Saturday, April 20, 2013

My chopped-off penis


At the back of the East Camberwell railway station there is a track that runs through a concrete grey underpass out onto the edge of a cliff that overlooks the railway tracks.  This path begins its journey at Canterbury Road, cuts through the slope of the park, down past the electricity output station and then onto a narrower path that runs all the way to the Camberwell shopping centre and Burke Road. 

I have not been on this track since I was a child but I reckon it’s still there and I have it in my mind that I must re-walk this track soon. 

I was with my sister and two of my brothers on our way to the shops when the thought occurred to me, the thought more of a question: what must it be like to have a penis? 

And no sooner had this question troubled me than I imagined my imaginary penis being cut off.  Just like that.  Blood everywhere in great spurts and no one to clean it up except me in my imagination.  What a relief it was then to be a girl with no excess bits to cut off. 
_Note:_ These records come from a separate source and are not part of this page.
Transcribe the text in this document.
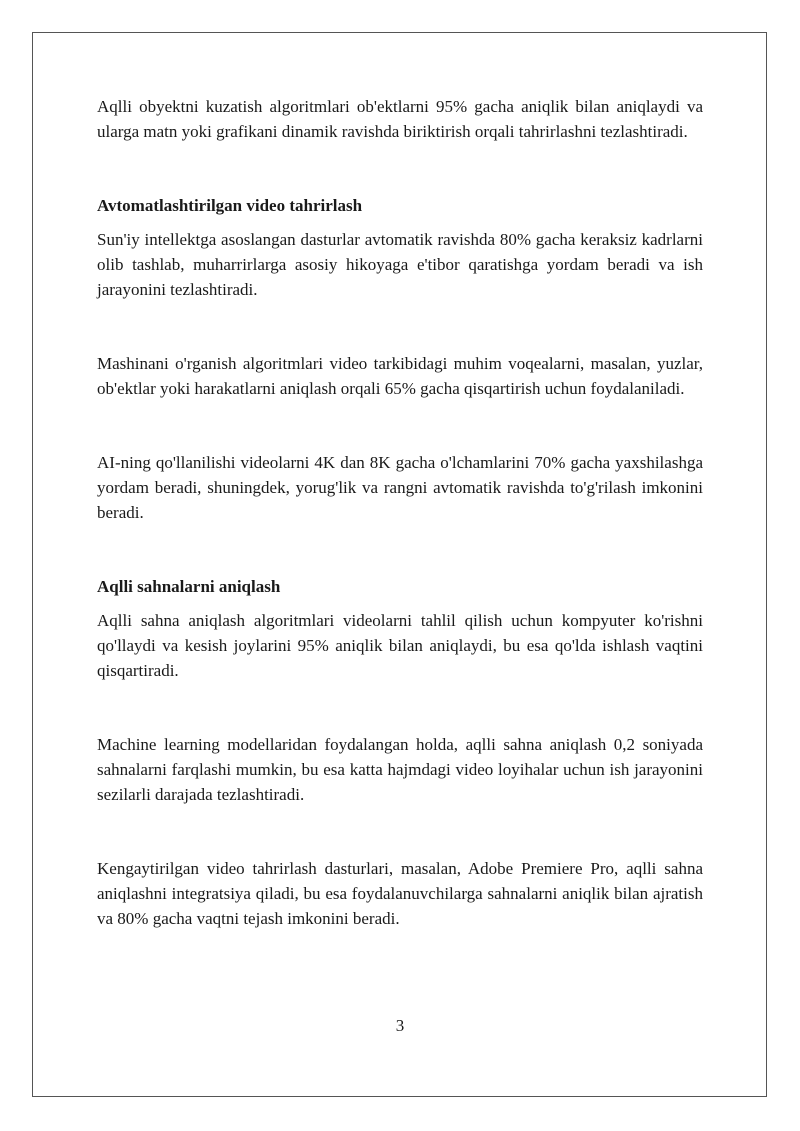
Aqlli obyektni kuzatish algoritmlari ob'ektlarni 95% gacha aniqlik bilan aniqlaydi va ularga matn yoki grafikani dinamik ravishda biriktirish orqali tahrirlashni tezlashtiradi.

Avtomatlashtirilgan video tahrirlash

Sun'iy intellektga asoslangan dasturlar avtomatik ravishda 80% gacha keraksiz kadrlarni olib tashlab, muharrirlarga asosiy hikoyaga e'tibor qaratishga yordam beradi va ish jarayonini tezlashtiradi.

Mashinani o'rganish algoritmlari video tarkibidagi muhim voqealarni, masalan, yuzlar, ob'ektlar yoki harakatlarni aniqlash orqali 65% gacha qisqartirish uchun foydalaniladi.

AI-ning qo'llanilishi videolarni 4K dan 8K gacha o'lchamlarini 70% gacha yaxshilashga yordam beradi, shuningdek, yorug'lik va rangni avtomatik ravishda to'g'rilash imkonini beradi.

Aqlli sahnalarni aniqlash

Aqlli sahna aniqlash algoritmlari videolarni tahlil qilish uchun kompyuter ko'rishni qo'llaydi va kesish joylarini 95% aniqlik bilan aniqlaydi, bu esa qo'lda ishlash vaqtini qisqartiradi.

Machine learning modellaridan foydalangan holda, aqlli sahna aniqlash 0,2 soniyada sahnalarni farqlashi mumkin, bu esa katta hajmdagi video loyihalar uchun ish jarayonini sezilarli darajada tezlashtiradi.

Kengaytirilgan video tahrirlash dasturlari, masalan, Adobe Premiere Pro, aqlli sahna aniqlashni integratsiya qiladi, bu esa foydalanuvchilarga sahnalarni aniqlik bilan ajratish va 80% gacha vaqtni tejash imkonini beradi.

3
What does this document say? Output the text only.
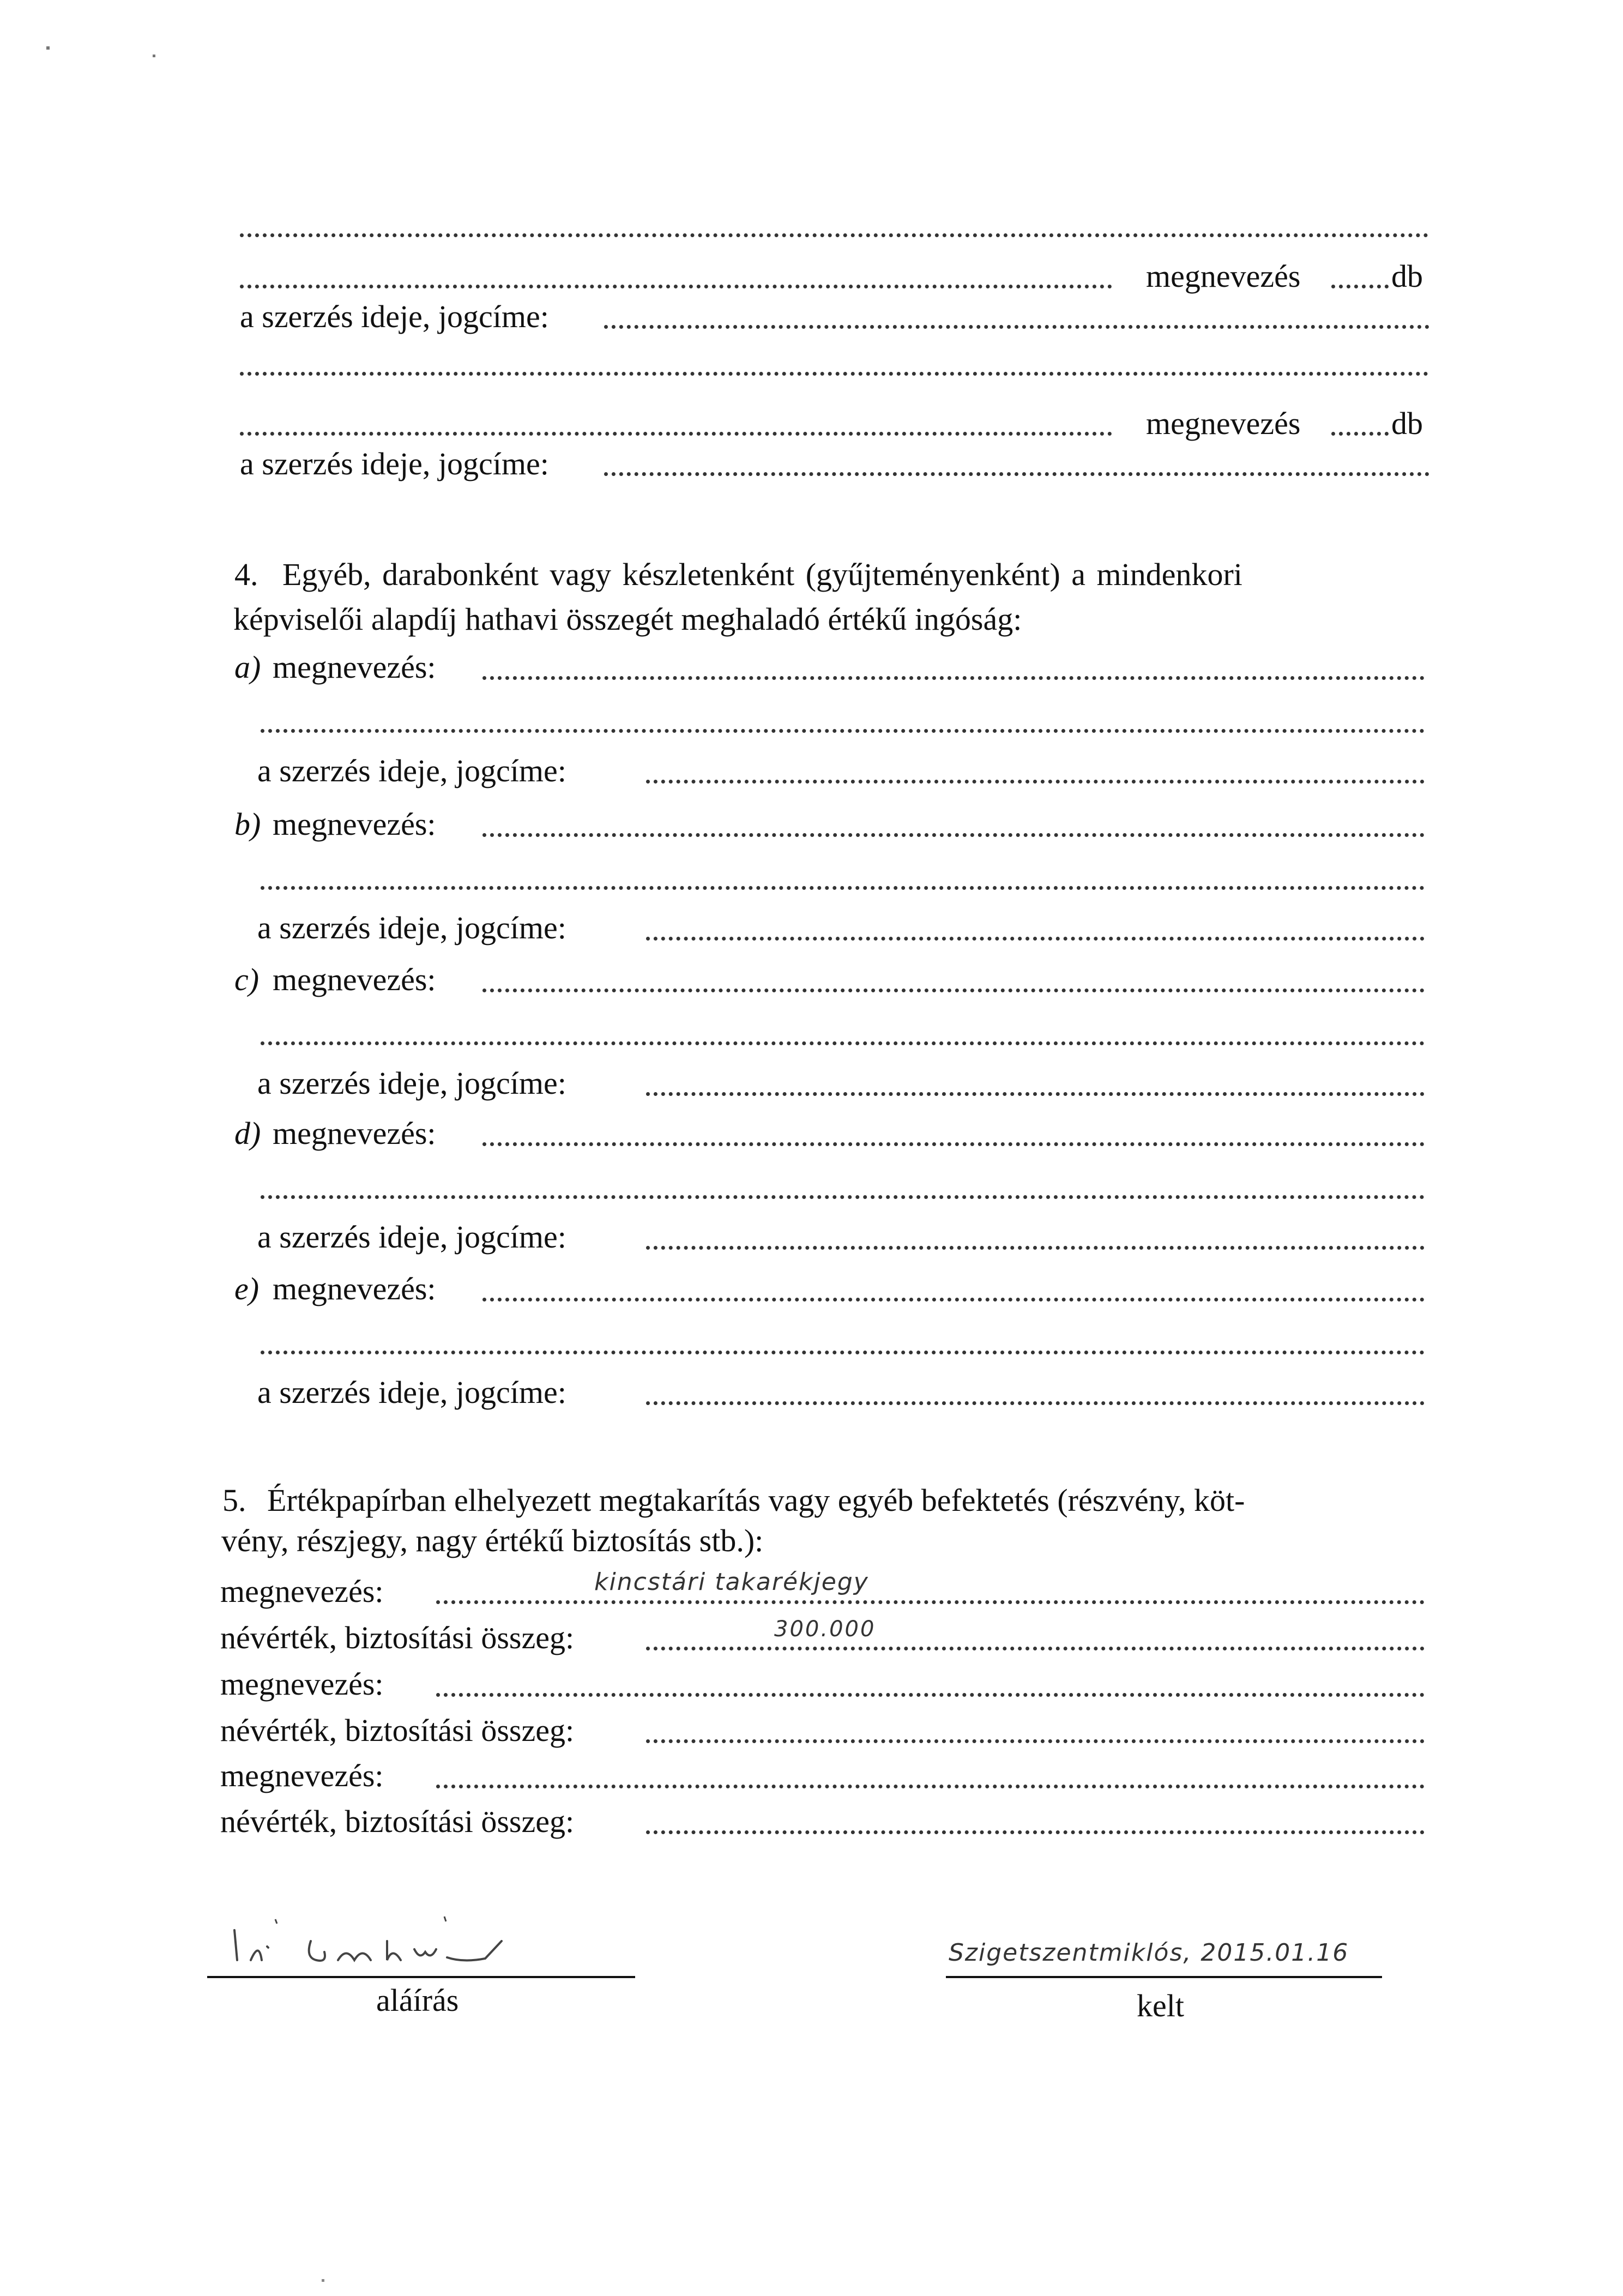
megnevezés	db
a szerzés ideje, jogcíme:
megnevezés	db
a szerzés ideje, jogcíme:
4. Egyéb, darabonként vagy készletenként (gyűjteményenként) a mindenkori
képviselői alapdíj hathavi összegét meghaladó értékű ingóság:
a) megnevezés:
a szerzés ideje, jogcíme:
b) megnevezés:
a szerzés ideje, jogcíme:
c) megnevezés:
a szerzés ideje, jogcíme:
d) megnevezés:
a szerzés ideje, jogcíme:
e) megnevezés:
a szerzés ideje, jogcíme:
5. Értékpapírban elhelyezett megtakarítás vagy egyéb befektetés (részvény, köt-
vény, részjegy, nagy értékű biztosítás stb.):
megnevezés:	kincstári takarékjegy
névérték, biztosítási összeg:	300.000
megnevezés:
névérték, biztosítási összeg:
megnevezés:
névérték, biztosítási összeg:
aláírás
Szigetszentmiklós, 2015.01.16
kelt
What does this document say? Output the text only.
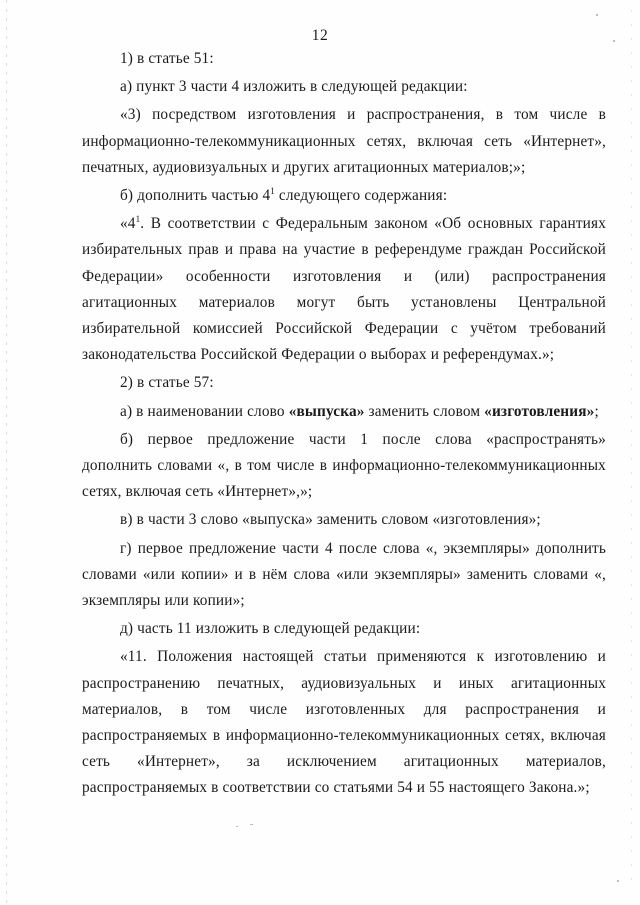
12

1) в статье 51:

а) пункт 3 части 4 изложить в следующей редакции:

«3) посредством изготовления и распространения, в том числе в информационно-телекоммуникационных сетях, включая сеть «Интернет», печатных, аудиовизуальных и других агитационных материалов;»;

б) дополнить частью $4^1$ следующего содержания:

«$4^1$. В соответствии с Федеральным законом «Об основных гарантиях избирательных прав и права на участие в референдуме граждан Российской Федерации» особенности изготовления и (или) распространения агитационных материалов могут быть установлены Центральной избирательной комиссией Российской Федерации с учётом требований законодательства Российской Федерации о выборах и референдумах.»;

2) в статье 57:

а) в наименовании слово «выпуска» заменить словом «изготовления»;

б) первое предложение части 1 после слова «распространять» дополнить словами «, в том числе в информационно-телекоммуникационных сетях, включая сеть «Интернет»,»;

в) в части 3 слово «выпуска» заменить словом «изготовления»;

г) первое предложение части 4 после слова «, экземпляры» дополнить словами «или копии» и в нём слова «или экземпляры» заменить словами «, экземпляры или копии»;

д) часть 11 изложить в следующей редакции:

«11. Положения настоящей статьи применяются к изготовлению и распространению печатных, аудиовизуальных и иных агитационных материалов, в том числе изготовленных для распространения и распространяемых в информационно-телекоммуникационных сетях, включая сеть «Интернет», за исключением агитационных материалов, распространяемых в соответствии со статьями 54 и 55 настоящего Закона.»;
I had not yet encountered Freud or his notions of penis envy but when I did read about this concept I wondered if my childhood fantasy could indeed point to my own penis envy or was it something else?

In those days I cannot remember even knowing the name for penis, or for vagina or for anything else down there.  We did not talk of such things in my family.  So I write about this memory now looking back with the authority of an adult.  Back then notions of body and body parts both terrified and enthralled me.

One of my daughters has recently pointed out this thing called ‘crip’ theory.  I had not heard of it before.  The notion that we are all disabled in one way or another by virtue of being human and that it is necessary therefore to acknowledge this in some way. 

In the past the pressure has always been on us, especially those who write essays at school, at university and the like, to seek the perfect and complete product. 

Crip theory argues in favour of uncertainly and incompleteness.  It argues for the messy realities of our lives, for the fact that we can only know things in incomplete ways and a realisation that it’s okay to include our uncertainties in our writing without feeling the pressure to be conclusive in our work. 

Needless to say I enjoy this notion.  It gives me permission to continue on my messy way, throwing up ideas that come to me seemingly from nowhere like my fantasy of my soon to be chopped off penis and I do not need to fit it into any category beyond the memory that it once was.